In other words, the concept of a robot has to be re-thought. A robot has to be able to do certain things. It has to be able to follow instructions; it has to be capable of movement; it has to withstand the conditions it will face; it has to be able to communicate, and it has to have some kind of processing power.

For medical nanobot, said Jones, think less of a submarine and more of a drug-delivery system. ‘Think of a sphere made up from fat molecules, a liposome; or a similar sphere of synthetic materials, a polymersome. That gives you a vessel or container with an outside and an inside, so it can carry a payload. On the outside, you would have a coating on it to prevent protein absorption. You can think of it as stealth coating; in practice it is likely to be something like polyethylene glycol.’

This is pretty much the state of the art in molecular drug delivery, but Jones starts to go further. ‘You need to communicate with the outside world, or at least be detectable; so you might add a fluorescent molecule or, more likely an MRI contrast agent.’

In terms of propulsion, the energy source is worth thinking about. ‘You’re going to want something that takes energy from its surroundings,’ Jones said. ‘It might use glucose as a fuel, as that would be commonly available. Our propulsion system, which is just demonstrating physical principles, runs on hydrogen peroxide, but we have ideas about how to make them run on glucose. But at the moment, we are just concentrating on making things go faster; we haven’t got the hang of steering.’

Steering and targeting are other lessons that biology could teach us; for an example of a nanomachine that moves, navigates and delivers a payload, look at a sperm cell. ‘We don’t have targeting agents yet, but they could come soon — you would want some kind of ligand or receptor that would detect or bind to compounds on a cell surface.’ Finding such agents is the stock-in-trade of medicinal chemistry, where receptor blockers are used to inhibit cell functions that, for example, are part of the processes that increase blood pressure.

The issue of intelligence, or at least information processing, would seem to be the trickiest of all. But again, it is only tricky if you are thinking of electronic information processing.

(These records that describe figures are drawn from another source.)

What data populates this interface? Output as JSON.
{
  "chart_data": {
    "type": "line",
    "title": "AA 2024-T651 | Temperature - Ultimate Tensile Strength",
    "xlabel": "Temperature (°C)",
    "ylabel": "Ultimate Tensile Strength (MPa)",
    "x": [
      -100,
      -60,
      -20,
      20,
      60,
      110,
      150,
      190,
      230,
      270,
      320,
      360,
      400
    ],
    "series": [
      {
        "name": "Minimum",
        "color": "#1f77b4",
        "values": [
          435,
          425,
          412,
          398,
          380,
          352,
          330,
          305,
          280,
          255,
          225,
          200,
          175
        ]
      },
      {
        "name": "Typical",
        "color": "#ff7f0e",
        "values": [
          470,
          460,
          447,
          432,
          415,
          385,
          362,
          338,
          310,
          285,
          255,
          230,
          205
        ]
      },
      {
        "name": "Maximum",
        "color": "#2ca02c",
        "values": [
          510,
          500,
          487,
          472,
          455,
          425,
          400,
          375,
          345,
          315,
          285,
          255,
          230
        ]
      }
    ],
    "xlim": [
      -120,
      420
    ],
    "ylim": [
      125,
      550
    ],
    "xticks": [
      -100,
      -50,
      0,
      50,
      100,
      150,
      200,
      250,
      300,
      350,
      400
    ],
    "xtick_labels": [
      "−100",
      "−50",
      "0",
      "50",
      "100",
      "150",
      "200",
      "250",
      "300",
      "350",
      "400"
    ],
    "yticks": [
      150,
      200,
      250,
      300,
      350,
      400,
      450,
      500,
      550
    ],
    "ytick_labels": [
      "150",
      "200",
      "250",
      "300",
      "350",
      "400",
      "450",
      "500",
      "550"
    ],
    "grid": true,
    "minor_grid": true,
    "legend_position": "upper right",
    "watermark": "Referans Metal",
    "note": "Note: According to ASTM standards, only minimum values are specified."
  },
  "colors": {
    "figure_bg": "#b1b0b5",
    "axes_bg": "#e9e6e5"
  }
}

Imagine instead the simple logic steps that make up the process of computing, and the situation starts to look very different.

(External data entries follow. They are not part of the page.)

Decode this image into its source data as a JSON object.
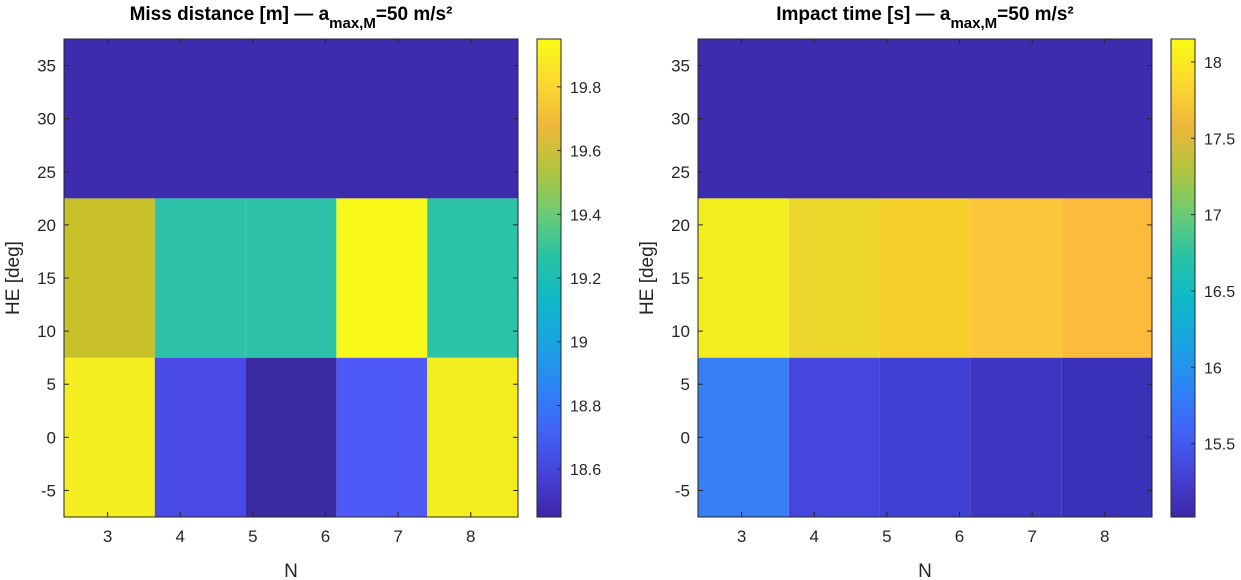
{
  "chart_data": [
    {
      "type": "heatmap",
      "title": "Miss distance [m] — a",
      "title_sub": "max,M",
      "title_tail": "=50 m/s²",
      "xlabel": "N",
      "ylabel": "HE [deg]",
      "x": [
        3,
        4,
        5,
        6,
        7,
        8
      ],
      "x_edges": [
        2.4,
        3.65,
        4.9,
        6.15,
        7.4,
        8.65
      ],
      "xlim": [
        2.4,
        8.65
      ],
      "xticks": [
        "3",
        "4",
        "5",
        "6",
        "7",
        "8"
      ],
      "y_bands": [
        [
          -7.5,
          7.5
        ],
        [
          7.5,
          22.5
        ],
        [
          22.5,
          37.5
        ]
      ],
      "ylim": [
        -7.5,
        37.5
      ],
      "yticks": [
        "-5",
        "0",
        "5",
        "10",
        "15",
        "20",
        "25",
        "30",
        "35"
      ],
      "values": [
        [
          19.94,
          18.68,
          18.49,
          18.74,
          19.94,
          19.93
        ],
        [
          19.52,
          19.24,
          19.24,
          19.94,
          19.23
        ],
        [
          18.45,
          18.45,
          18.45,
          18.45,
          18.45
        ]
      ],
      "colorbar": {
        "min": 18.45,
        "max": 19.95,
        "ticks": [
          "18.6",
          "18.8",
          "19",
          "19.2",
          "19.4",
          "19.6",
          "19.8"
        ]
      },
      "colors": {
        "bottom": [
          "#f4ed1f",
          "#4a4ae6",
          "#3b2ba0",
          "#4f59f5",
          "#f4ed1f",
          "#f4ed1f"
        ],
        "middle": [
          "#c7c029",
          "#2dc2a9",
          "#2dc2a9",
          "#f8f91b",
          "#2dc3a6"
        ],
        "top": "#3e2cae"
      }
    },
    {
      "type": "heatmap",
      "title": "Impact time [s] — a",
      "title_sub": "max,M",
      "title_tail": "=50 m/s²",
      "xlabel": "N",
      "ylabel": "HE [deg]",
      "x": [
        3,
        4,
        5,
        6,
        7,
        8
      ],
      "xlim": [
        2.4,
        8.65
      ],
      "xticks": [
        "3",
        "4",
        "5",
        "6",
        "7",
        "8"
      ],
      "ylim": [
        -7.5,
        37.5
      ],
      "yticks": [
        "-5",
        "0",
        "5",
        "10",
        "15",
        "20",
        "25",
        "30",
        "35"
      ],
      "values": [
        [
          15.88,
          15.43,
          15.35,
          15.28,
          15.23,
          15.12
        ],
        [
          18.12,
          17.98,
          17.87,
          17.81,
          17.72
        ],
        [
          15.05,
          15.05,
          15.05,
          15.05,
          15.05
        ]
      ],
      "colorbar": {
        "min": 15.02,
        "max": 18.15,
        "ticks": [
          "15.5",
          "16",
          "16.5",
          "17",
          "17.5",
          "18"
        ]
      },
      "colors": {
        "bottom": [
          "#377ff5",
          "#4446de",
          "#4040d4",
          "#3c36c2",
          "#3a31b8",
          "#35279f"
        ],
        "middle": [
          "#f4ee1e",
          "#ecd82d",
          "#f6cf2d",
          "#fbc63a",
          "#fcbb3d"
        ],
        "top": "#3e2cae"
      }
    }
  ]
}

‘You can actually do some pretty complicated logic with networks of interconnected chemicals,’ Jones said. ‘One example would be a shell that self-destructs when it encounters an acidic environment, and even that very basic intelligence could be useful, because if you have a polymersome that has taken inside a cell by entocytosis, you find that the interior of the cell, the vacuole, is more acidic than the outside.’ From this starting point, Jones said, more complicated logic systems could be built, that would release a payload when they encounter a combination of chemical signals. ‘This is another form of programming we are talking about here, but it is still programming and processing.’ One project to look at such systems is about to start in the UK. Involving Nottingham, Oxford and Glasgow universities, the three-year project aims to evaluate whether the signals that natural cells use can be imitated by synthetic cells in such a way that the natural cells can’t tell the difference. This nanoscale Turing test could lead the way towards smart antibiotics, targeted drug carriers and intelligent agents for tissue repair, the research teams say.

The active agents themselves, the part of the nanobot that burns out infection or destroys cancerous tissues, is also likely to be a chemical. ‘We have to be talking about highly sophisticated drug delivery here, if we are talking about the true nano-scale,’ Jones said. ‘You wouldn’t physically destroy cells, you would attack them chemically.’

While there are many projects aiming at medical nanobots, Jones believes that the practical technology is still decades away. ‘There will be incremental steps, but a system that includes real processing power and propulsion, which we could meaningfully call a robot, is still at least 20 years off.’